I deleted ubuntu and recreated with a nice 20 character password, and logged in as such.  But I’m used to being logged in automatically through SSH, as user ubuntu, since that’s how Amazon Web Services comes preconfigured.  This involves public and private key pairs and the public key being submitted automatically on connection.  I found these steps on good ol’ Digital Ocean which I had to amend since it is written assuming your SSH app is SSH for Linux commandline and not PuTTY for Windows.  That being the case, I swapped step 1 for the PuTTYgen method, copied the public key created, then pasted in to file ~/.ssh/authorized_keys (being logged in as ubuntu, it saved to /home/ubuntu/.ssh/authorized_keys ).  I saved PuTTYgen’s private key to my Windows Home Directory My Documents and connected with it in PuTTY.  Bang, I’m in!

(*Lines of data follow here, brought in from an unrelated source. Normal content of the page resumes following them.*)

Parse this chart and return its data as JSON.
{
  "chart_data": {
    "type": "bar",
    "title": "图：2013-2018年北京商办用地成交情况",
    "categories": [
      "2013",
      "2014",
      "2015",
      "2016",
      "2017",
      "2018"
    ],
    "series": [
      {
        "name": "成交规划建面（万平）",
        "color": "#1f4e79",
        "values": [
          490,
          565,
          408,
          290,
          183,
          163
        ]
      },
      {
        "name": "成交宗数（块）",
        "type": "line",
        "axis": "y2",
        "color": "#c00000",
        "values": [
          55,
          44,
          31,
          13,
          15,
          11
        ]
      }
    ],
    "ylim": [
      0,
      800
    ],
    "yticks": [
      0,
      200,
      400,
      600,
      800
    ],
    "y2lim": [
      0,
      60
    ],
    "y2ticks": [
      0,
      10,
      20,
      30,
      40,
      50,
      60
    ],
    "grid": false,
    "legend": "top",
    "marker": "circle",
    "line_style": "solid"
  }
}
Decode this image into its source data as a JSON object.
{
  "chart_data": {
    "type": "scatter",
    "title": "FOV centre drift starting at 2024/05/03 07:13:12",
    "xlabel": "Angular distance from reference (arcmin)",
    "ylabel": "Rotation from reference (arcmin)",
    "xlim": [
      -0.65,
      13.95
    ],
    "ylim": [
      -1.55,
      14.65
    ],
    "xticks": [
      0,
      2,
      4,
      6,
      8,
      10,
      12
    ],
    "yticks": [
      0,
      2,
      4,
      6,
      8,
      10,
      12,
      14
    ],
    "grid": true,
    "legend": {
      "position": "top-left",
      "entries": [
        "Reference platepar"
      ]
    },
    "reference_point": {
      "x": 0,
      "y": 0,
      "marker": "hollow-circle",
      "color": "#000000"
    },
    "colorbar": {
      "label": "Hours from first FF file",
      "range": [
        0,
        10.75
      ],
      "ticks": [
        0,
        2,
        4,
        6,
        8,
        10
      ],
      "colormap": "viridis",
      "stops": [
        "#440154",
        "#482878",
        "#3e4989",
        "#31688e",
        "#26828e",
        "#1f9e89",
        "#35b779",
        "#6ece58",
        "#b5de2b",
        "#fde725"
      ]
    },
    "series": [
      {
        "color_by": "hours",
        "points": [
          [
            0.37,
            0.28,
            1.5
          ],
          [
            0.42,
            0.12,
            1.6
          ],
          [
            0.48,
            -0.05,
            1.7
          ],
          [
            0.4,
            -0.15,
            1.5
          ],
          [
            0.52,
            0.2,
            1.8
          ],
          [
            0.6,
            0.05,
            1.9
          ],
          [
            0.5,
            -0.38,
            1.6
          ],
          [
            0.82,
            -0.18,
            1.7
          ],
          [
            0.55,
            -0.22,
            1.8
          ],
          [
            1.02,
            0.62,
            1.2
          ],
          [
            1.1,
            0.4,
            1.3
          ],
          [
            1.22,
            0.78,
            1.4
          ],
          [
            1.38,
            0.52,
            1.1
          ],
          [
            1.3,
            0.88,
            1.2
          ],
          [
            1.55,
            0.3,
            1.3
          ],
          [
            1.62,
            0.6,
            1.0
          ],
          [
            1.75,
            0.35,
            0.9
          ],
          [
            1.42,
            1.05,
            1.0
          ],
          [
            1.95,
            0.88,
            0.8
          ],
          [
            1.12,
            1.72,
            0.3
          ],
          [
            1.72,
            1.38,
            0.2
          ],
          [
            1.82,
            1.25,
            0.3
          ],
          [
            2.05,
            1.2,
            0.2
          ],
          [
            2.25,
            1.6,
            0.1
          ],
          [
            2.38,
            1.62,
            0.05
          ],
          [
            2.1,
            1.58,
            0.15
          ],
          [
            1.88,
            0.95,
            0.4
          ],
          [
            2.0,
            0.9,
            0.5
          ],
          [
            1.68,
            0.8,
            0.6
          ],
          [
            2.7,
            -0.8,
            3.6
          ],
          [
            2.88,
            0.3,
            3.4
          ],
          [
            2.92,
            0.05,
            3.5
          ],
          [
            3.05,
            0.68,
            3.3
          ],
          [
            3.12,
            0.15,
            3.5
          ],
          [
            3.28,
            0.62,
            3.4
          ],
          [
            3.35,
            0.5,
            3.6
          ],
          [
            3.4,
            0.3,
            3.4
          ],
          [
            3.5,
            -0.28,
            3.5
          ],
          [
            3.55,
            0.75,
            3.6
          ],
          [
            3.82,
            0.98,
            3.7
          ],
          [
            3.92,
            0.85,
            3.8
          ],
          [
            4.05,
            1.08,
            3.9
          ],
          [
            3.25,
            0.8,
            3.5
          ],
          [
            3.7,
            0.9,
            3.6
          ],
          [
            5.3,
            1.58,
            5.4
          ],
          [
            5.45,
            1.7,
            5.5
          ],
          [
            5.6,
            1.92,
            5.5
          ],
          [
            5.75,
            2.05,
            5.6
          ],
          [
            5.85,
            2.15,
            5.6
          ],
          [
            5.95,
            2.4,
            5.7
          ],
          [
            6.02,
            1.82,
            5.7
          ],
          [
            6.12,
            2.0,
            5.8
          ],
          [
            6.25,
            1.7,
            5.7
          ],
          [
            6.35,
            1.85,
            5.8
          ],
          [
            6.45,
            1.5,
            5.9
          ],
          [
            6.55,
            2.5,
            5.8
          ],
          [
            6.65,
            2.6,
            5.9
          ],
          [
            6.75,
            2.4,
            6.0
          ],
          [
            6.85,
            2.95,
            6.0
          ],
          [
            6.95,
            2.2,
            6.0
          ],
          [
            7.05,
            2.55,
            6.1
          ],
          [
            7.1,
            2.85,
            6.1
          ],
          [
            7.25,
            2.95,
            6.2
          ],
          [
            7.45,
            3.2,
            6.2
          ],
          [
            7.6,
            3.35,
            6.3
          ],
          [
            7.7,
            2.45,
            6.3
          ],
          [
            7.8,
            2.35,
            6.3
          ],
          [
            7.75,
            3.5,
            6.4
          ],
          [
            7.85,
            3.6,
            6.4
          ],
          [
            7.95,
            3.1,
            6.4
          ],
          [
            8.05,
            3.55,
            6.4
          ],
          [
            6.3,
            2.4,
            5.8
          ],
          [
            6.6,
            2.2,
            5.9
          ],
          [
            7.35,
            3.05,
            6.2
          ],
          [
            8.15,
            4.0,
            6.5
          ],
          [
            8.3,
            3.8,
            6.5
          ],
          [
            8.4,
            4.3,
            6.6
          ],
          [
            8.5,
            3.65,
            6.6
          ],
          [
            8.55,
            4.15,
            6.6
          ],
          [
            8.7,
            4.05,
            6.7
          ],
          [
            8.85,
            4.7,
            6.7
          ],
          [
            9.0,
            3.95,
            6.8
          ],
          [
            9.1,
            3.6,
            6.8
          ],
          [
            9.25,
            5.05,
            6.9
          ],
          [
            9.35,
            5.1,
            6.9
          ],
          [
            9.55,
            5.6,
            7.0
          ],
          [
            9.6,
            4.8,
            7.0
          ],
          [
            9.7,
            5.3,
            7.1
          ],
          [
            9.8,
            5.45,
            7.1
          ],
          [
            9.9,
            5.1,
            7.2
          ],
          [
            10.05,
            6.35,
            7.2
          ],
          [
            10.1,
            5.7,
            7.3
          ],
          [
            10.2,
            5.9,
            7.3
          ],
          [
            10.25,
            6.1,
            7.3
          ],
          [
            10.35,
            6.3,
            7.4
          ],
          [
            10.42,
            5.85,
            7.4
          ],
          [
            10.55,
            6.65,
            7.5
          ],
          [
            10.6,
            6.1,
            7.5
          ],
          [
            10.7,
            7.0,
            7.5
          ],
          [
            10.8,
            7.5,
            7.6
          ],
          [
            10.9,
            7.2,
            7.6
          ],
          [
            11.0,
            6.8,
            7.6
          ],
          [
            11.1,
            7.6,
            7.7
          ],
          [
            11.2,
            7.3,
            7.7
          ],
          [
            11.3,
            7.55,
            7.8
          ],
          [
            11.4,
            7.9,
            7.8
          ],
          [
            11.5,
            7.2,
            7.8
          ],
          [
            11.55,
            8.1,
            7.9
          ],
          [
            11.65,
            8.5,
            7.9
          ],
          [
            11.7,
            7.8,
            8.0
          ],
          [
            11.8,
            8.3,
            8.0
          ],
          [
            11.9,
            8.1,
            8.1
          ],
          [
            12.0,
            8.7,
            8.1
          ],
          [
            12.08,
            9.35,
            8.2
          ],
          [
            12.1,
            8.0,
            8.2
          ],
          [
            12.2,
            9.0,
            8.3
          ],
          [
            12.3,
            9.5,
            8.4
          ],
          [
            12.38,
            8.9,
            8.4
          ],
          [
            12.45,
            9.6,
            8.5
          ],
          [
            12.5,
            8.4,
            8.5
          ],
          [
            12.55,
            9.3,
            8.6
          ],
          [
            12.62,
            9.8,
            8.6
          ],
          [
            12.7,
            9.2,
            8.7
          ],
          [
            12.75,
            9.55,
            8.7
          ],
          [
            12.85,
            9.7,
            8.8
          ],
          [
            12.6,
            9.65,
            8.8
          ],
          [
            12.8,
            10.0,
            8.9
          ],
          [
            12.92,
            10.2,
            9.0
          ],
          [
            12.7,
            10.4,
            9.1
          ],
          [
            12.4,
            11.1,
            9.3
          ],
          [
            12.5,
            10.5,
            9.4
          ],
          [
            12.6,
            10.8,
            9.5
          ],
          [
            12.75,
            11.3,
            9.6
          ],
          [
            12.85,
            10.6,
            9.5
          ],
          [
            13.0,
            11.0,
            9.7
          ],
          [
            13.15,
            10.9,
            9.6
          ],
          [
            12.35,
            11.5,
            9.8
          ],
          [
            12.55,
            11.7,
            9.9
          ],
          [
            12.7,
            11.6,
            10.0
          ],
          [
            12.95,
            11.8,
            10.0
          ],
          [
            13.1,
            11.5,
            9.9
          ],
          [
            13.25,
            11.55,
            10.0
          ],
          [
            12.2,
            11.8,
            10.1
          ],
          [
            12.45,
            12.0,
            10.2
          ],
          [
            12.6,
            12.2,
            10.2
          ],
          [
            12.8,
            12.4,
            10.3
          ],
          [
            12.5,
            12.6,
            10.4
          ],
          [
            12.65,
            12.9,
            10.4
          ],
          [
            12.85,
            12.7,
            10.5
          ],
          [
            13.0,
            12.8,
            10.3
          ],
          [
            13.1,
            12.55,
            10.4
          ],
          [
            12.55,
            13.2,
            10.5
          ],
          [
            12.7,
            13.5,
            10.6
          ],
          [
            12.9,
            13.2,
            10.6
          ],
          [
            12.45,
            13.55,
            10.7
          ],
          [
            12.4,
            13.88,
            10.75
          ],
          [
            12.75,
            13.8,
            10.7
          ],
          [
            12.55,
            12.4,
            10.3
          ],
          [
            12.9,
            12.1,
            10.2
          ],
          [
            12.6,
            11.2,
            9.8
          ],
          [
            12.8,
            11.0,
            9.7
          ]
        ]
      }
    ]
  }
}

I continued the steps recommended on Digital Ocean so password authentication is disabled, only SSH key pairs work.  I have a key for root, and a key for ubuntu.   The purpose of the exercise was to use an account that requires sudo for any system-altering commands (which most are when installing various platforms).

More later, I’m going out to buy some green hair dye.

LLL and Updates!

(Didn’t keep this up, I’m afraid.  Old news.  Nothing to see here.)  Blogging about geeking is going to be less frequent, as I devote my extra-curricular geeking to Linux Learners NorthWest or Linux Learners Lancs, which ever name I settle on.  The first meet will be two weeks on Wednesday, 11th October 2017.  I’m working on the website and first meet content this weekend.

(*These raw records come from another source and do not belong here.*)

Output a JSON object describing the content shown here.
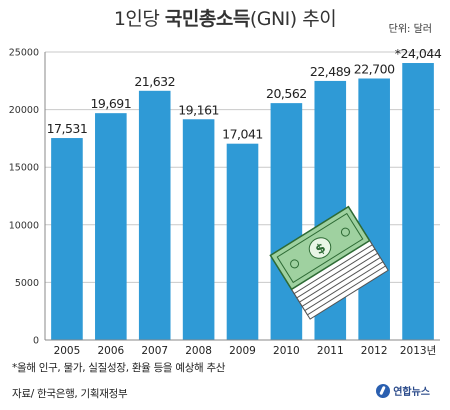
{
  "header": {
    "title_prefix": "1인당 ",
    "title_bold": "국민총소득",
    "title_suffix": "(GNI) 추이",
    "unit": "단위: 달러"
  },
  "footer": {
    "note": "*올해 인구, 물가, 실질성장, 환율 등을 예상해 추산",
    "source": "자료/ 한국은행, 기획재정부",
    "logo_text": "연합뉴스"
  },
  "illustration": {
    "icon": "money-stack-icon"
  },
  "chart_data": {
    "type": "bar",
    "categories": [
      "2005",
      "2006",
      "2007",
      "2008",
      "2009",
      "2010",
      "2011",
      "2012",
      "2013년"
    ],
    "values": [
      17531,
      19691,
      21632,
      19161,
      17041,
      20562,
      22489,
      22700,
      24044
    ],
    "data_labels": [
      "17,531",
      "19,691",
      "21,632",
      "19,161",
      "17,041",
      "20,562",
      "22,489",
      "22,700",
      "*24,044"
    ],
    "title": "1인당 국민총소득(GNI) 추이",
    "xlabel": "",
    "ylabel": "",
    "ylim": [
      0,
      25000
    ],
    "yticks": [
      0,
      5000,
      10000,
      15000,
      20000,
      25000
    ],
    "grid": true,
    "bar_color": "#2f9ad6",
    "grid_color": "#c9c9c9"
  }
}
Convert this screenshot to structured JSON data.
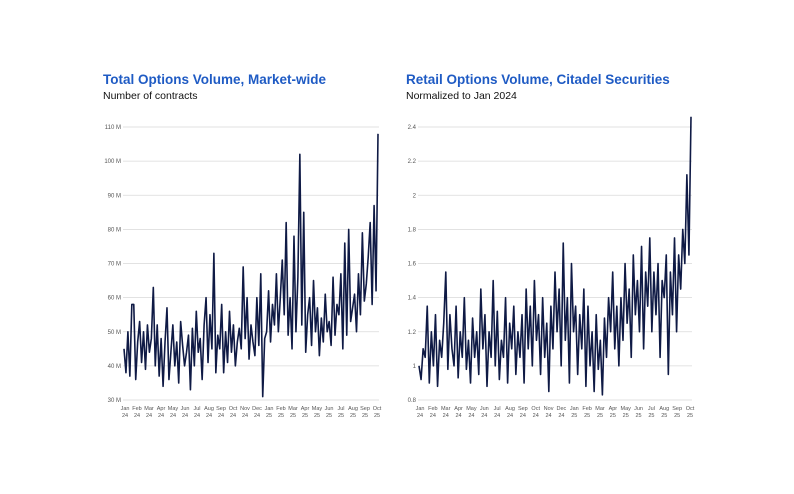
{
  "chart_data": [
    {
      "type": "line",
      "title": "Total Options Volume, Market-wide",
      "subtitle": "Number of contracts",
      "ylim": [
        30,
        110
      ],
      "yticks": [
        30,
        40,
        50,
        60,
        70,
        80,
        90,
        100,
        110
      ],
      "ytick_labels": [
        "30 M",
        "40 M",
        "50 M",
        "60 M",
        "70 M",
        "80 M",
        "90 M",
        "100 M",
        "110 M"
      ],
      "xtick_labels": [
        [
          "Jan",
          "24"
        ],
        [
          "Feb",
          "24"
        ],
        [
          "Mar",
          "24"
        ],
        [
          "Apr",
          "24"
        ],
        [
          "May",
          "24"
        ],
        [
          "Jun",
          "24"
        ],
        [
          "Jul",
          "24"
        ],
        [
          "Aug",
          "24"
        ],
        [
          "Sep",
          "24"
        ],
        [
          "Oct",
          "24"
        ],
        [
          "Nov",
          "24"
        ],
        [
          "Dec",
          "24"
        ],
        [
          "Jan",
          "25"
        ],
        [
          "Feb",
          "25"
        ],
        [
          "Mar",
          "25"
        ],
        [
          "Apr",
          "25"
        ],
        [
          "May",
          "25"
        ],
        [
          "Jun",
          "25"
        ],
        [
          "Jul",
          "25"
        ],
        [
          "Aug",
          "25"
        ],
        [
          "Sep",
          "25"
        ],
        [
          "Oct",
          "25"
        ]
      ],
      "series": [
        {
          "name": "Total Options Volume",
          "color": "#0f1a45",
          "values": [
            45,
            38,
            50,
            37,
            58,
            58,
            36,
            47,
            53,
            41,
            50,
            39,
            52,
            44,
            48,
            63,
            40,
            52,
            37,
            48,
            34,
            47,
            57,
            36,
            44,
            52,
            40,
            47,
            35,
            53,
            46,
            40,
            44,
            49,
            33,
            51,
            40,
            56,
            44,
            48,
            36,
            52,
            60,
            41,
            55,
            45,
            73,
            38,
            49,
            45,
            58,
            38,
            50,
            41,
            56,
            44,
            52,
            40,
            47,
            51,
            45,
            69,
            48,
            60,
            42,
            52,
            47,
            43,
            60,
            46,
            67,
            31,
            48,
            50,
            62,
            47,
            58,
            52,
            67,
            50,
            60,
            71,
            55,
            82,
            49,
            60,
            45,
            78,
            50,
            66,
            102,
            52,
            85,
            44,
            55,
            60,
            46,
            65,
            50,
            57,
            43,
            54,
            47,
            61,
            50,
            53,
            46,
            66,
            49,
            58,
            55,
            67,
            45,
            76,
            49,
            80,
            53,
            57,
            61,
            50,
            67,
            55,
            79,
            59,
            64,
            72,
            82,
            58,
            87,
            62,
            108
          ]
        }
      ]
    },
    {
      "type": "line",
      "title": "Retail Options Volume, Citadel Securities",
      "subtitle": "Normalized to Jan 2024",
      "ylim": [
        0.8,
        2.4
      ],
      "yticks": [
        0.8,
        1,
        1.2,
        1.4,
        1.6,
        1.8,
        2,
        2.2,
        2.4
      ],
      "ytick_labels": [
        "0.8",
        "1",
        "1.2",
        "1.4",
        "1.6",
        "1.8",
        "2",
        "2.2",
        "2.4"
      ],
      "xtick_labels": [
        [
          "Jan",
          "24"
        ],
        [
          "Feb",
          "24"
        ],
        [
          "Mar",
          "24"
        ],
        [
          "Apr",
          "24"
        ],
        [
          "May",
          "24"
        ],
        [
          "Jun",
          "24"
        ],
        [
          "Jul",
          "24"
        ],
        [
          "Aug",
          "24"
        ],
        [
          "Sep",
          "24"
        ],
        [
          "Oct",
          "24"
        ],
        [
          "Nov",
          "24"
        ],
        [
          "Dec",
          "24"
        ],
        [
          "Jan",
          "25"
        ],
        [
          "Feb",
          "25"
        ],
        [
          "Mar",
          "25"
        ],
        [
          "Apr",
          "25"
        ],
        [
          "May",
          "25"
        ],
        [
          "Jun",
          "25"
        ],
        [
          "Jul",
          "25"
        ],
        [
          "Aug",
          "25"
        ],
        [
          "Sep",
          "25"
        ],
        [
          "Oct",
          "25"
        ]
      ],
      "series": [
        {
          "name": "Retail Options Volume",
          "color": "#0f1a45",
          "values": [
            1.0,
            0.92,
            1.1,
            1.05,
            1.35,
            0.9,
            1.2,
            1.0,
            1.3,
            0.88,
            1.15,
            1.05,
            1.25,
            1.55,
            0.98,
            1.3,
            1.1,
            1.0,
            1.35,
            0.93,
            1.2,
            1.05,
            1.4,
            0.98,
            1.15,
            0.9,
            1.28,
            1.05,
            1.2,
            0.95,
            1.45,
            1.1,
            1.3,
            0.88,
            1.2,
            1.05,
            1.5,
            1.0,
            1.32,
            0.92,
            1.15,
            1.05,
            1.4,
            0.9,
            1.25,
            1.1,
            1.35,
            0.95,
            1.2,
            1.05,
            1.3,
            0.9,
            1.45,
            1.1,
            1.35,
            1.0,
            1.5,
            1.15,
            1.3,
            0.95,
            1.4,
            1.05,
            1.25,
            0.85,
            1.35,
            1.1,
            1.55,
            1.2,
            1.45,
            1.0,
            1.72,
            1.15,
            1.4,
            0.9,
            1.6,
            1.2,
            1.35,
            0.95,
            1.3,
            1.1,
            1.45,
            0.88,
            1.35,
            1.0,
            1.2,
            0.85,
            1.3,
            0.98,
            1.15,
            0.83,
            1.28,
            1.05,
            1.4,
            1.2,
            1.55,
            1.1,
            1.35,
            1.0,
            1.4,
            1.15,
            1.6,
            1.25,
            1.45,
            1.05,
            1.65,
            1.3,
            1.5,
            1.2,
            1.7,
            1.1,
            1.55,
            1.35,
            1.75,
            1.2,
            1.55,
            1.3,
            1.6,
            1.05,
            1.5,
            1.4,
            1.65,
            0.95,
            1.55,
            1.3,
            1.75,
            1.2,
            1.65,
            1.45,
            1.8,
            1.6,
            2.12,
            1.65,
            2.46
          ]
        }
      ]
    }
  ]
}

I like how Linux Learners Lancs rolls along the lips à la alliteration of ells.  And it abbreviates to LLL too.  Northwest is a little more inclusive for Cheshire, Merseyside and Greater Manchester but people should only feel restricted by how fay they will travel.  I always thought of Yorkshire as being an eastern collection of counties, but did you know that the most western part of North Yorkshire is as far west as the most western part of Blackburn with Darwen?  And only ten miles from Morecambe Bay?

If I go for Linux Learners NorthWest, I’d need to register another domain, for the cost of a take-away pizza.

So anyway, open to all 😃.  Come from Windermere, Sheffield or Wrexham if you can be bothered!

Last night I upgraded WordPress.  It tried to upgrade automatically from 4.5.1 to 4.5.2 (I think they) but failed because my permission settings were too tight.  I like how it tells you which files it couldn’t change during the failed upgrade, so you can correct them.  One thing that flummoxed me briefly was WordPress asking for ftp settings on one of them and not on others (I run three presently, but only this one with any real content as yet).  The reason for this was, my WordPress config file didn’t have a particular command set so it assumed my WordPress files and my Operating System were in different locations.  Hence, WordPress was configured to be updated by ftp, or some such nonsense.  I have ftp disabled on my server anyway by having never opened the ports.  So far, it has only ever needed to fetch files by http, and if necessary, I can SSH files up to it, or even go via NextCloud.

Back-ups were made by means of Amazon’s virtual server system.  A single snapshot was taken of the OS partition (I have three partitions, OS with home folder and websites, NextCloud data and swap).